The data we are taking a look at is an excerpt of data from Expedia’s hotel line of business. It contains logs of customer hotel searches, sampled from 2015, either for a hotel only or in a package with air tickets or car rental, but always involving a hotel (and only recording the hotel interactions). These interactions are clicks on hotels in the search, and actual bookings.
The scale of the data is massive, with over 10 million rows! Unfortunately, when using a Google Colab environment, it simply runs out of RAM from this massive amount of data when performing KMeans clustering with one-hot encoded variables and hand-generated features to predict the hotel clusters, and so the data had to be down-sampled to record the logs of 100,000 unique users (almost 1,500,000 rows of data).
Our goal is to explore the journey of a traveler through the Web site and uncover any of the secrets that lie in the data — from patterns in seasonality and day of the week, to finding signals from customers who might prefer a vacation rental property rather than a hotel, and everything in between.
Exploring the Data
Our foray into the data begins with the engineered feature for user continent. From the graph, we can see that North American users offer a staggering 88% of the traffic to Expedia for hotels, and the other bars in the graph are tiny in comparison. If we analyze just the other 5 continents (sorry, Antarctica), then we see that Europe is the next most popular origin for Expedia users. Surprisingly, Oceania has the least number of searches, so maybe their market is taken up by other companies in the hotel realm of business.
The Mobile Market
The next section of data that I was interested in exploring was the amount of mobile traffic that Expedia sees compared to PC users. We can see that each cluster of hotels has some sort of mobile activity, but by looking at the proportions for each cluster, mobile search is always outpaced by PC users in each cluster.
The bar graph here gives us further evidence instead of the fuzzy color mapping to show us truly that mobile search is very underwhelming compared to the number of PC users across the board.

Package Deals
Now, let’s take a look at the package deals. From the simple count graphs, you can see that non-package searches are generally more popular than package searches.
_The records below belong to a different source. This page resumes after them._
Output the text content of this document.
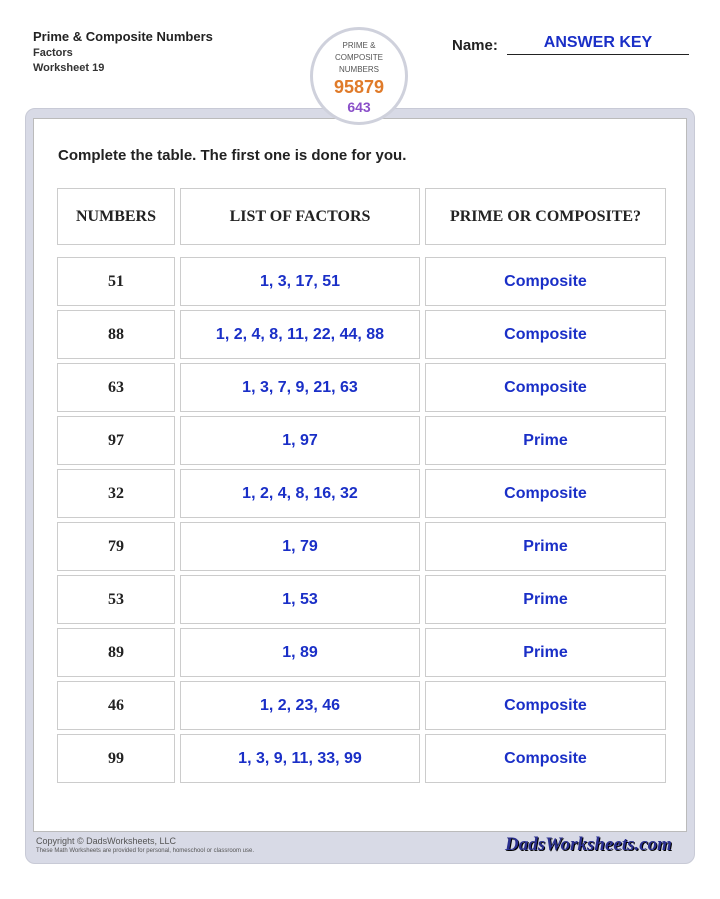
Prime & Composite Numbers
Factors
Worksheet 19
Name:	ANSWER KEY
PRIME &
COMPOSITE
NUMBERS
95879
643
Complete the table. The first one is done for you.
NUMBERS	LIST OF FACTORS	PRIME OR COMPOSITE?
51	1, 3, 17, 51	Composite
88	1, 2, 4, 8, 11, 22, 44, 88	Composite
63	1, 3, 7, 9, 21, 63	Composite
97	1, 97	Prime
32	1, 2, 4, 8, 16, 32	Composite
79	1, 79	Prime
53	1, 53	Prime
89	1, 89	Prime
46	1, 2, 23, 46	Composite
99	1, 3, 9, 11, 33, 99	Composite
Copyright © DadsWorksheets, LLC
These Math Worksheets are provided for personal, homeschool or classroom use.	DadsWorksheets.com
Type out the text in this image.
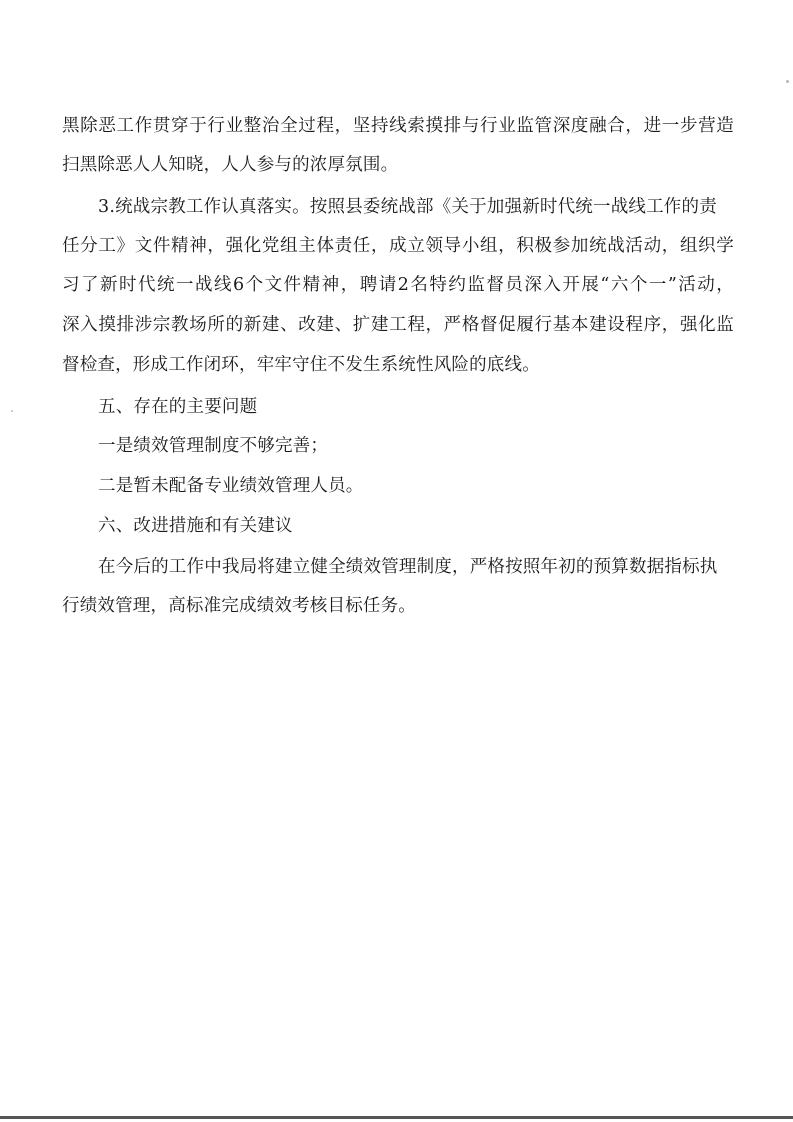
黑除恶工作贯穿于行业整治全过程，坚持线索摸排与行业监管深度融合，进一步营造
扫黑除恶人人知晓，人人参与的浓厚氛围。
3.统战宗教工作认真落实。按照县委统战部《关于加强新时代统一战线工作的责
任分工》文件精神，强化党组主体责任，成立领导小组，积极参加统战活动，组织学
习了新时代统一战线6个文件精神，聘请2名特约监督员深入开展“六个一”活动，
深入摸排涉宗教场所的新建、改建、扩建工程，严格督促履行基本建设程序，强化监
督检查，形成工作闭环，牢牢守住不发生系统性风险的底线。
五、存在的主要问题
一是绩效管理制度不够完善；
二是暂未配备专业绩效管理人员。
六、改进措施和有关建议
在今后的工作中我局将建立健全绩效管理制度，严格按照年初的预算数据指标执
行绩效管理，高标准完成绩效考核目标任务。
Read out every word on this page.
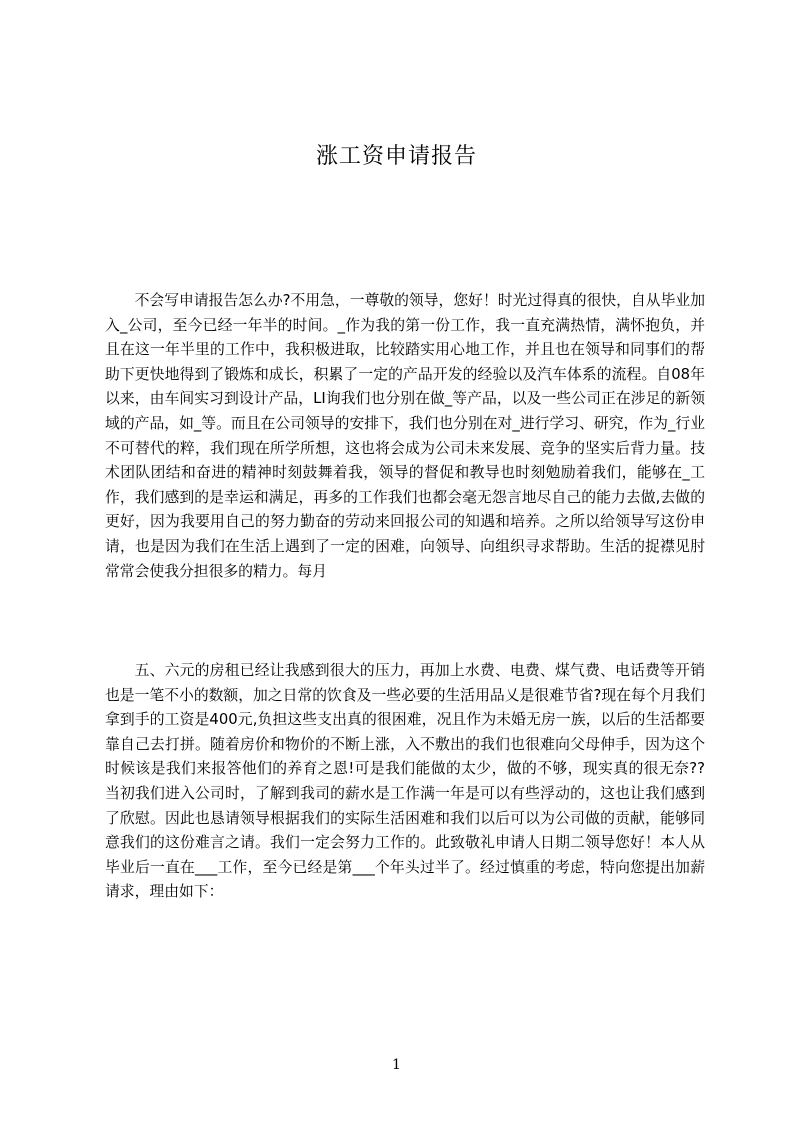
涨工资申请报告
不会写申请报告怎么办?不用急，一尊敬的领导，您好！时光过得真的很快，自从毕业加入_公司，至今已经一年半的时间。_作为我的第一份工作，我一直充满热情，满怀抱负，并且在这一年半里的工作中，我积极进取，比较踏实用心地工作，并且也在领导和同事们的帮助下更快地得到了锻炼和成长，积累了一定的产品开发的经验以及汽车体系的流程。自08年以来，由车间实习到设计产品，LI询我们也分别在做_等产品，以及一些公司正在涉足的新领域的产品，如_等。而且在公司领导的安排下，我们也分别在对_进行学习、研究，作为_行业不可替代的粹，我们现在所学所想，这也将会成为公司未来发展、竞争的坚实后背力量。技术团队团结和奋进的精神时刻鼓舞着我，领导的督促和教导也时刻勉励着我们，能够在_工作，我们感到的是幸运和满足，再多的工作我们也都会毫无怨言地尽自己的能力去做,去做的更好，因为我要用自己的努力勤奋的劳动来回报公司的知遇和培养。之所以给领导写这份申请，也是因为我们在生活上遇到了一定的困难，向领导、向组织寻求帮助。生活的捉襟见肘常常会使我分担很多的精力。每月
五、六元的房租已经让我感到很大的压力，再加上水费、电费、煤气费、电话费等开销也是一笔不小的数额，加之日常的饮食及一些必要的生活用品乂是很难节省?现在每个月我们拿到手的工资是400元,负担这些支出真的很困难，况且作为未婚无房一族，以后的生活都要靠自己去打拼。随着房价和物价的不断上涨，入不敷出的我们也很难向父母伸手，因为这个时候该是我们来报答他们的养育之恩!可是我们能做的太少，做的不够，现实真的很无奈?? 当初我们进入公司时，了解到我司的薪水是工作满一年是可以有些浮动的，这也让我们感到了欣慰。因此也恳请领导根据我们的实际生活困难和我们以后可以为公司做的贡献，能够同意我们的这份难言之请。我们一定会努力工作的。此致敬礼申请人日期二领导您好！本人从毕业后一直在___工作，至今已经是第___个年头过半了。经过慎重的考虑，特向您提出加薪请求，理由如下：
1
This might be true that non-package searches are less popular, but some hotel clusters show that package deals are actually more preferable! From the proportion graphs, we can see that 17 of the 100 clusters that were generated lean towards users who are more likely to purchase a package deal with a flight and/or car rental.

Advertising Channels
The final piece of data that I wanted to take a look at is the (advertising) channel that each user took in order to bring themselves to the Expedia website and how that channel relates to the other data we’ve seen. We don’t really have any other information besides the channel ID, so the easiest analysis that we can do is a quick count of the data.
We were also given the exact day and time that each click event occurred. From this data, each date and time was converted to a Pandas datetime. Only the month column was recovered after converting the datetime in order to provide this analysis. The three advertising channels that I was particularly interested in were the most popular (541), and the two channels with the least mobile traffic (386 and 479).
Compared to the other advertising channels that were provided in the data, channel 541 started in May 2015 and lends to a huge amount of traffic compared to the other channels.
Channels 386 and 479, on the other hand, are certainly not as active now (or anymore), and from the bar chart of total traffic, we can see that they leave a lot to be desired in terms of generating traffic compared to the other avenues.
Closing Thoughts
This analysis is left pretty open-ended, and there’s a lot of work left to do, including analysis of the other columns from the data that we were provided. I hope this is still a decent insight into how hotel data can be analyzed in order to help find better areas of focus for the business.